Measures against shell firms on the anvil

By Luo Weiteng
Measures against shell firms on the anvil
The flag of Hong Kong Exchanges & Clearing Ltd (HKEx) ( Left), the Chinese national flag and the Hong Kong SAR flag flying in the Central district of Hong Kong. (Edmond Tang / China Daily)

HONG KONG - The Hong Kong Stock Exchange and Securities & Futures Commission of Hong Kongm are reportedly working out six measures to clamp down on the rampant shell business problem and improve the quality of local listed companies.

The measures under discussion include extension of the lock-up period for large shareholders, higher requirement for companies’ earnings performance, improvement of the initial public offering (IPO) system, and lifting the threshold for professional investors.

The lock-up period for large shareholders is tipped to be prolonged from six months to two years, while the earnings requirement for listed companies on Main Board may be increased by 60 percent an aggregate of HK$80 million for the past three years. Companies applying for IPOs on Main Board may require a minimum of HK$100 million cash flow in the past two years, while the asset threshold for professional investors may increase from HK$8 million to HK$10 million.

HKEx had introduced revised guidelines to deal with speculative shell businesses in the past two years.
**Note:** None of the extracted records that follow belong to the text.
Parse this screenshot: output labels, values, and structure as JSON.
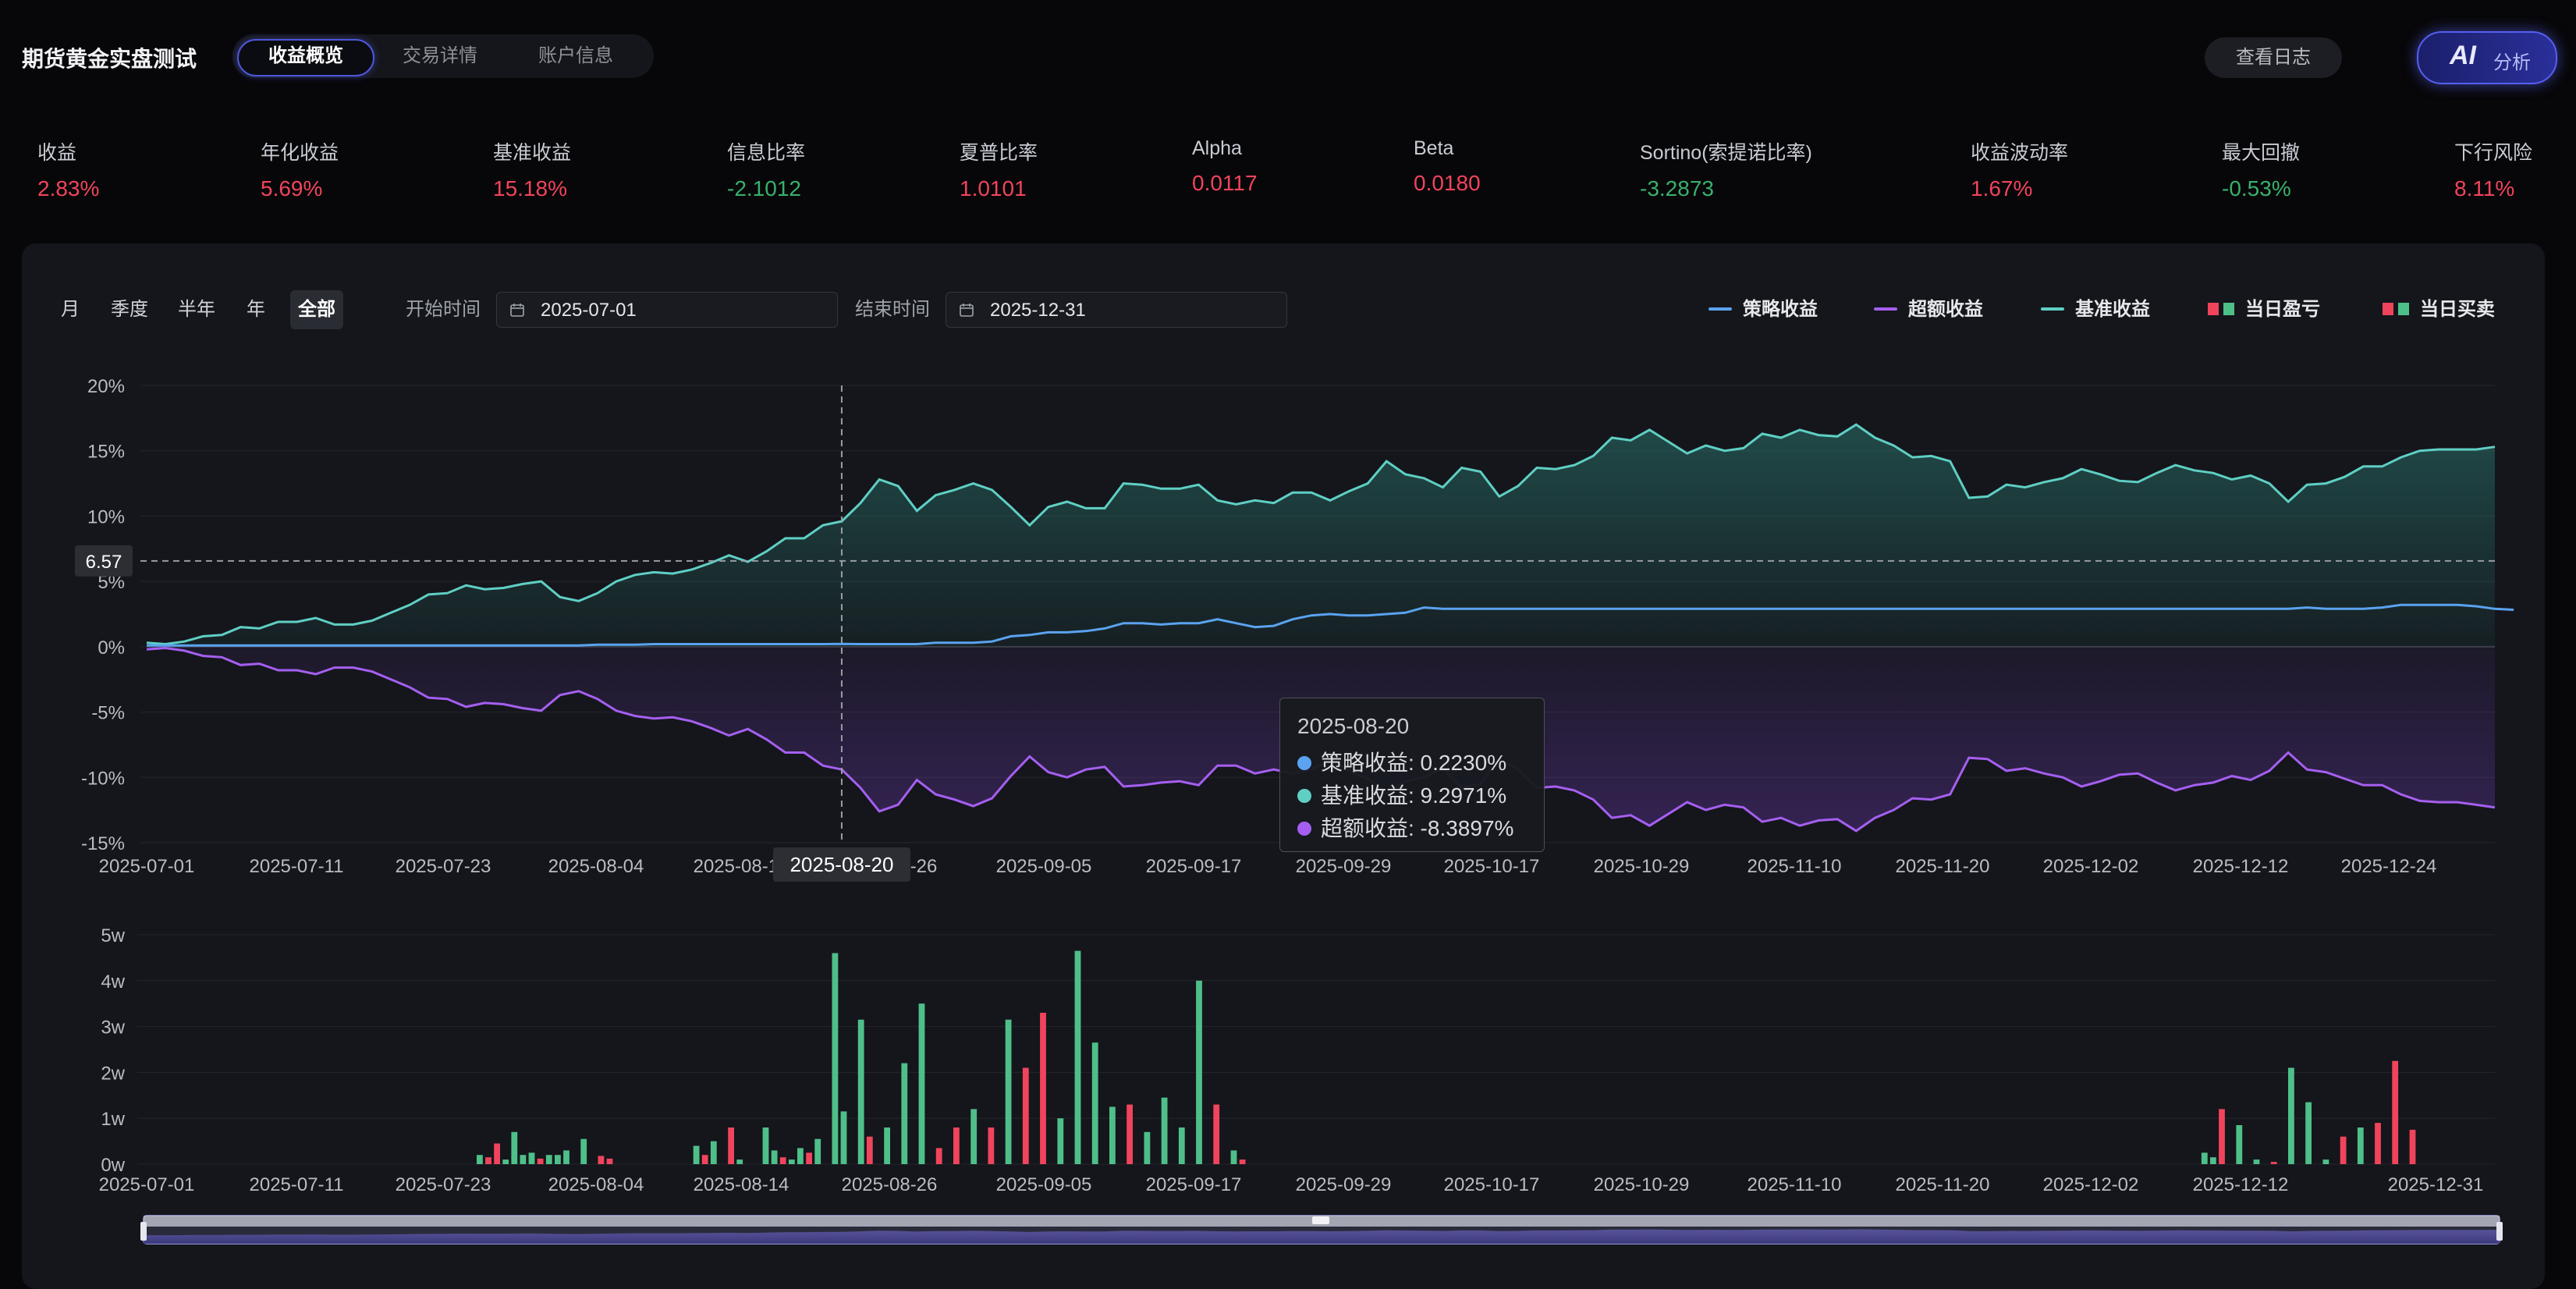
{
  "header": {
    "app_title": "期货黄金实盘测试",
    "tabs": [
      {
        "label": "收益概览",
        "active": true
      },
      {
        "label": "交易详情",
        "active": false
      },
      {
        "label": "账户信息",
        "active": false
      }
    ],
    "log_button": "查看日志",
    "ai_button": {
      "main": "AI",
      "sub": "分析"
    }
  },
  "metrics": [
    {
      "label": "收益",
      "value": "2.83%",
      "tone": "red"
    },
    {
      "label": "年化收益",
      "value": "5.69%",
      "tone": "red"
    },
    {
      "label": "基准收益",
      "value": "15.18%",
      "tone": "red"
    },
    {
      "label": "信息比率",
      "value": "-2.1012",
      "tone": "green"
    },
    {
      "label": "夏普比率",
      "value": "1.0101",
      "tone": "red"
    },
    {
      "label": "Alpha",
      "value": "0.0117",
      "tone": "red"
    },
    {
      "label": "Beta",
      "value": "0.0180",
      "tone": "red"
    },
    {
      "label": "Sortino(索提诺比率)",
      "value": "-3.2873",
      "tone": "green"
    },
    {
      "label": "收益波动率",
      "value": "1.67%",
      "tone": "red"
    },
    {
      "label": "最大回撤",
      "value": "-0.53%",
      "tone": "green"
    },
    {
      "label": "下行风险",
      "value": "8.11%",
      "tone": "red"
    }
  ],
  "controls": {
    "periods": [
      {
        "label": "月",
        "active": false
      },
      {
        "label": "季度",
        "active": false
      },
      {
        "label": "半年",
        "active": false
      },
      {
        "label": "年",
        "active": false
      },
      {
        "label": "全部",
        "active": true
      }
    ],
    "start_label": "开始时间",
    "start_value": "2025-07-01",
    "end_label": "结束时间",
    "end_value": "2025-12-31"
  },
  "legend": [
    {
      "label": "策略收益",
      "kind": "line",
      "color": "#5aa3f0"
    },
    {
      "label": "超额收益",
      "kind": "line",
      "color": "#a55ff0"
    },
    {
      "label": "基准收益",
      "kind": "line",
      "color": "#5fcfc4"
    },
    {
      "label": "当日盈亏",
      "kind": "squares",
      "colors": [
        "#f0445c",
        "#4fbf8a"
      ]
    },
    {
      "label": "当日买卖",
      "kind": "squares",
      "colors": [
        "#f0445c",
        "#4fbf8a"
      ]
    }
  ],
  "colors": {
    "strategy": "#5aa3f0",
    "excess": "#a55ff0",
    "benchmark": "#5fcfc4",
    "up": "#f0445c",
    "down": "#4fbf8a"
  },
  "tooltip": {
    "date": "2025-08-20",
    "rows": [
      {
        "text": "策略收益: 0.2230%",
        "color": "#5aa3f0"
      },
      {
        "text": "基准收益: 9.2971%",
        "color": "#5fcfc4"
      },
      {
        "text": "超额收益: -8.3897%",
        "color": "#a55ff0"
      }
    ]
  },
  "crosshair": {
    "y_value": "6.57",
    "x_label": "2025-08-20"
  },
  "chart_data": [
    {
      "type": "line",
      "ylim": [
        -15,
        20
      ],
      "y_ticks": [
        "20%",
        "15%",
        "10%",
        "5%",
        "0%",
        "-5%",
        "-10%",
        "-15%"
      ],
      "x_ticks": [
        "2025-07-01",
        "2025-07-11",
        "2025-07-23",
        "2025-08-04",
        "2025-08-14",
        "2025-08-26",
        "2025-09-05",
        "2025-09-17",
        "2025-09-29",
        "2025-10-17",
        "2025-10-29",
        "2025-11-10",
        "2025-11-20",
        "2025-12-02",
        "2025-12-12",
        "2025-12-24"
      ],
      "series": [
        {
          "name": "基准收益",
          "key": "benchmark",
          "values": [
            0.3,
            0.2,
            0.4,
            0.8,
            0.9,
            1.5,
            1.4,
            1.9,
            1.9,
            2.2,
            1.7,
            1.7,
            2.0,
            2.6,
            3.2,
            4.0,
            4.1,
            4.7,
            4.4,
            4.5,
            4.8,
            5.0,
            3.8,
            3.5,
            4.1,
            5.0,
            5.5,
            5.7,
            5.6,
            5.9,
            6.4,
            7.0,
            6.5,
            7.3,
            8.3,
            8.3,
            9.3,
            9.6,
            11.0,
            12.8,
            12.3,
            10.4,
            11.6,
            12.0,
            12.5,
            12.0,
            10.7,
            9.3,
            10.7,
            11.1,
            10.6,
            10.6,
            12.5,
            12.4,
            12.1,
            12.1,
            12.4,
            11.2,
            10.9,
            11.2,
            11.0,
            11.8,
            11.8,
            11.2,
            11.9,
            12.5,
            14.2,
            13.2,
            12.9,
            12.2,
            13.7,
            13.4,
            11.5,
            12.3,
            13.7,
            13.6,
            13.9,
            14.6,
            16.0,
            15.8,
            16.6,
            15.7,
            14.8,
            15.4,
            15.0,
            15.2,
            16.3,
            16.0,
            16.6,
            16.2,
            16.1,
            17.0,
            16.0,
            15.4,
            14.5,
            14.6,
            14.2,
            11.4,
            11.5,
            12.4,
            12.2,
            12.6,
            12.9,
            13.6,
            13.2,
            12.7,
            12.6,
            13.3,
            13.9,
            13.5,
            13.3,
            12.8,
            13.1,
            12.5,
            11.1,
            12.4,
            12.5,
            13.0,
            13.8,
            13.8,
            14.5,
            15.0,
            15.1,
            15.1,
            15.1,
            15.3
          ]
        },
        {
          "name": "策略收益",
          "key": "strategy",
          "values": [
            0.1,
            0.1,
            0.1,
            0.1,
            0.1,
            0.1,
            0.1,
            0.1,
            0.1,
            0.1,
            0.1,
            0.1,
            0.1,
            0.1,
            0.1,
            0.1,
            0.1,
            0.1,
            0.1,
            0.1,
            0.1,
            0.1,
            0.1,
            0.1,
            0.15,
            0.15,
            0.15,
            0.2,
            0.2,
            0.2,
            0.2,
            0.2,
            0.2,
            0.2,
            0.2,
            0.2,
            0.2,
            0.22,
            0.2,
            0.2,
            0.2,
            0.2,
            0.3,
            0.3,
            0.3,
            0.4,
            0.8,
            0.9,
            1.1,
            1.1,
            1.2,
            1.4,
            1.8,
            1.8,
            1.7,
            1.8,
            1.8,
            2.1,
            1.8,
            1.5,
            1.6,
            2.1,
            2.4,
            2.5,
            2.4,
            2.4,
            2.5,
            2.6,
            3.0,
            2.9,
            2.9,
            2.9,
            2.9,
            2.9,
            2.9,
            2.9,
            2.9,
            2.9,
            2.9,
            2.9,
            2.9,
            2.9,
            2.9,
            2.9,
            2.9,
            2.9,
            2.9,
            2.9,
            2.9,
            2.9,
            2.9,
            2.9,
            2.9,
            2.9,
            2.9,
            2.9,
            2.9,
            2.9,
            2.9,
            2.9,
            2.9,
            2.9,
            2.9,
            2.9,
            2.9,
            2.9,
            2.9,
            2.9,
            2.9,
            2.9,
            2.9,
            2.9,
            2.9,
            2.9,
            2.9,
            3.0,
            2.9,
            2.9,
            2.9,
            3.0,
            3.2,
            3.2,
            3.2,
            3.2,
            3.1,
            2.9,
            2.83
          ]
        },
        {
          "name": "超额收益",
          "key": "excess",
          "values": [
            -0.2,
            -0.1,
            -0.3,
            -0.7,
            -0.8,
            -1.4,
            -1.3,
            -1.8,
            -1.8,
            -2.1,
            -1.6,
            -1.6,
            -1.9,
            -2.5,
            -3.1,
            -3.9,
            -4.0,
            -4.6,
            -4.3,
            -4.4,
            -4.7,
            -4.9,
            -3.7,
            -3.4,
            -4.0,
            -4.9,
            -5.3,
            -5.5,
            -5.4,
            -5.7,
            -6.2,
            -6.8,
            -6.3,
            -7.1,
            -8.1,
            -8.1,
            -9.1,
            -9.4,
            -10.8,
            -12.6,
            -12.1,
            -10.2,
            -11.3,
            -11.7,
            -12.2,
            -11.6,
            -9.9,
            -8.4,
            -9.6,
            -10.0,
            -9.4,
            -9.2,
            -10.7,
            -10.6,
            -10.4,
            -10.3,
            -10.6,
            -9.1,
            -9.1,
            -9.7,
            -9.4,
            -9.7,
            -9.4,
            -8.7,
            -9.5,
            -10.1,
            -11.2,
            -10.3,
            -10.0,
            -9.3,
            -10.8,
            -10.5,
            -8.6,
            -9.4,
            -10.8,
            -10.7,
            -11.0,
            -11.7,
            -13.1,
            -12.9,
            -13.7,
            -12.8,
            -11.9,
            -12.5,
            -12.1,
            -12.3,
            -13.4,
            -13.1,
            -13.7,
            -13.3,
            -13.2,
            -14.1,
            -13.1,
            -12.5,
            -11.6,
            -11.7,
            -11.3,
            -8.5,
            -8.6,
            -9.5,
            -9.3,
            -9.7,
            -10.0,
            -10.7,
            -10.3,
            -9.8,
            -9.7,
            -10.4,
            -11.0,
            -10.6,
            -10.4,
            -9.9,
            -10.2,
            -9.5,
            -8.1,
            -9.4,
            -9.6,
            -10.1,
            -10.6,
            -10.6,
            -11.3,
            -11.8,
            -11.9,
            -11.9,
            -12.1,
            -12.3
          ]
        }
      ]
    },
    {
      "type": "bar",
      "y_unit": "w",
      "ylim": [
        0,
        5
      ],
      "y_ticks": [
        "5w",
        "4w",
        "3w",
        "2w",
        "1w",
        "0w"
      ],
      "x_ticks": [
        "2025-07-01",
        "2025-07-11",
        "2025-07-23",
        "2025-08-04",
        "2025-08-14",
        "2025-08-26",
        "2025-09-05",
        "2025-09-17",
        "2025-09-29",
        "2025-10-17",
        "2025-10-29",
        "2025-11-10",
        "2025-11-20",
        "2025-12-02",
        "2025-12-12",
        "2025-12-31"
      ],
      "bars": [
        {
          "i": 39,
          "v": 0.2,
          "d": "down"
        },
        {
          "i": 40,
          "v": 0.15,
          "d": "up"
        },
        {
          "i": 41,
          "v": 0.45,
          "d": "up"
        },
        {
          "i": 42,
          "v": 0.1,
          "d": "down"
        },
        {
          "i": 43,
          "v": 0.7,
          "d": "down"
        },
        {
          "i": 44,
          "v": 0.2,
          "d": "down"
        },
        {
          "i": 45,
          "v": 0.25,
          "d": "down"
        },
        {
          "i": 46,
          "v": 0.12,
          "d": "up"
        },
        {
          "i": 47,
          "v": 0.2,
          "d": "down"
        },
        {
          "i": 48,
          "v": 0.2,
          "d": "down"
        },
        {
          "i": 49,
          "v": 0.3,
          "d": "down"
        },
        {
          "i": 51,
          "v": 0.55,
          "d": "down"
        },
        {
          "i": 53,
          "v": 0.18,
          "d": "up"
        },
        {
          "i": 54,
          "v": 0.12,
          "d": "up"
        },
        {
          "i": 64,
          "v": 0.4,
          "d": "down"
        },
        {
          "i": 65,
          "v": 0.2,
          "d": "up"
        },
        {
          "i": 66,
          "v": 0.5,
          "d": "down"
        },
        {
          "i": 68,
          "v": 0.8,
          "d": "up"
        },
        {
          "i": 69,
          "v": 0.1,
          "d": "down"
        },
        {
          "i": 72,
          "v": 0.8,
          "d": "down"
        },
        {
          "i": 73,
          "v": 0.3,
          "d": "down"
        },
        {
          "i": 74,
          "v": 0.15,
          "d": "up"
        },
        {
          "i": 75,
          "v": 0.1,
          "d": "down"
        },
        {
          "i": 76,
          "v": 0.35,
          "d": "down"
        },
        {
          "i": 77,
          "v": 0.25,
          "d": "up"
        },
        {
          "i": 78,
          "v": 0.55,
          "d": "down"
        },
        {
          "i": 80,
          "v": 4.6,
          "d": "down"
        },
        {
          "i": 81,
          "v": 1.15,
          "d": "down"
        },
        {
          "i": 83,
          "v": 3.15,
          "d": "down"
        },
        {
          "i": 84,
          "v": 0.6,
          "d": "up"
        },
        {
          "i": 86,
          "v": 0.8,
          "d": "down"
        },
        {
          "i": 88,
          "v": 2.2,
          "d": "down"
        },
        {
          "i": 90,
          "v": 3.5,
          "d": "down"
        },
        {
          "i": 92,
          "v": 0.35,
          "d": "up"
        },
        {
          "i": 94,
          "v": 0.8,
          "d": "up"
        },
        {
          "i": 96,
          "v": 1.2,
          "d": "down"
        },
        {
          "i": 98,
          "v": 0.8,
          "d": "up"
        },
        {
          "i": 100,
          "v": 3.15,
          "d": "down"
        },
        {
          "i": 102,
          "v": 2.1,
          "d": "up"
        },
        {
          "i": 104,
          "v": 3.3,
          "d": "up"
        },
        {
          "i": 106,
          "v": 1.0,
          "d": "down"
        },
        {
          "i": 108,
          "v": 4.65,
          "d": "down"
        },
        {
          "i": 110,
          "v": 2.65,
          "d": "down"
        },
        {
          "i": 112,
          "v": 1.25,
          "d": "down"
        },
        {
          "i": 114,
          "v": 1.3,
          "d": "up"
        },
        {
          "i": 116,
          "v": 0.7,
          "d": "down"
        },
        {
          "i": 118,
          "v": 1.45,
          "d": "down"
        },
        {
          "i": 120,
          "v": 0.8,
          "d": "down"
        },
        {
          "i": 122,
          "v": 4.0,
          "d": "down"
        },
        {
          "i": 124,
          "v": 1.3,
          "d": "up"
        },
        {
          "i": 126,
          "v": 0.3,
          "d": "down"
        },
        {
          "i": 127,
          "v": 0.1,
          "d": "up"
        },
        {
          "i": 238,
          "v": 0.25,
          "d": "down"
        },
        {
          "i": 239,
          "v": 0.15,
          "d": "down"
        },
        {
          "i": 240,
          "v": 1.2,
          "d": "up"
        },
        {
          "i": 242,
          "v": 0.85,
          "d": "down"
        },
        {
          "i": 244,
          "v": 0.1,
          "d": "down"
        },
        {
          "i": 246,
          "v": 0.05,
          "d": "up"
        },
        {
          "i": 248,
          "v": 2.1,
          "d": "down"
        },
        {
          "i": 250,
          "v": 1.35,
          "d": "down"
        },
        {
          "i": 252,
          "v": 0.1,
          "d": "down"
        },
        {
          "i": 254,
          "v": 0.6,
          "d": "up"
        },
        {
          "i": 256,
          "v": 0.8,
          "d": "down"
        },
        {
          "i": 258,
          "v": 0.9,
          "d": "up"
        },
        {
          "i": 260,
          "v": 2.25,
          "d": "up"
        },
        {
          "i": 262,
          "v": 0.75,
          "d": "up"
        }
      ]
    }
  ]
}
In March this year, it revealed five shell company-related transactions that had failed to get the green light.

The stock exchange also issued new rules late last year to ban the listing of cash companies – whose assets consist wholly, or substantially, of cash. The new regulations followed a surge in listed companies proposing large-scale fundraising efforts, triggering suspicious cash injections into these companies.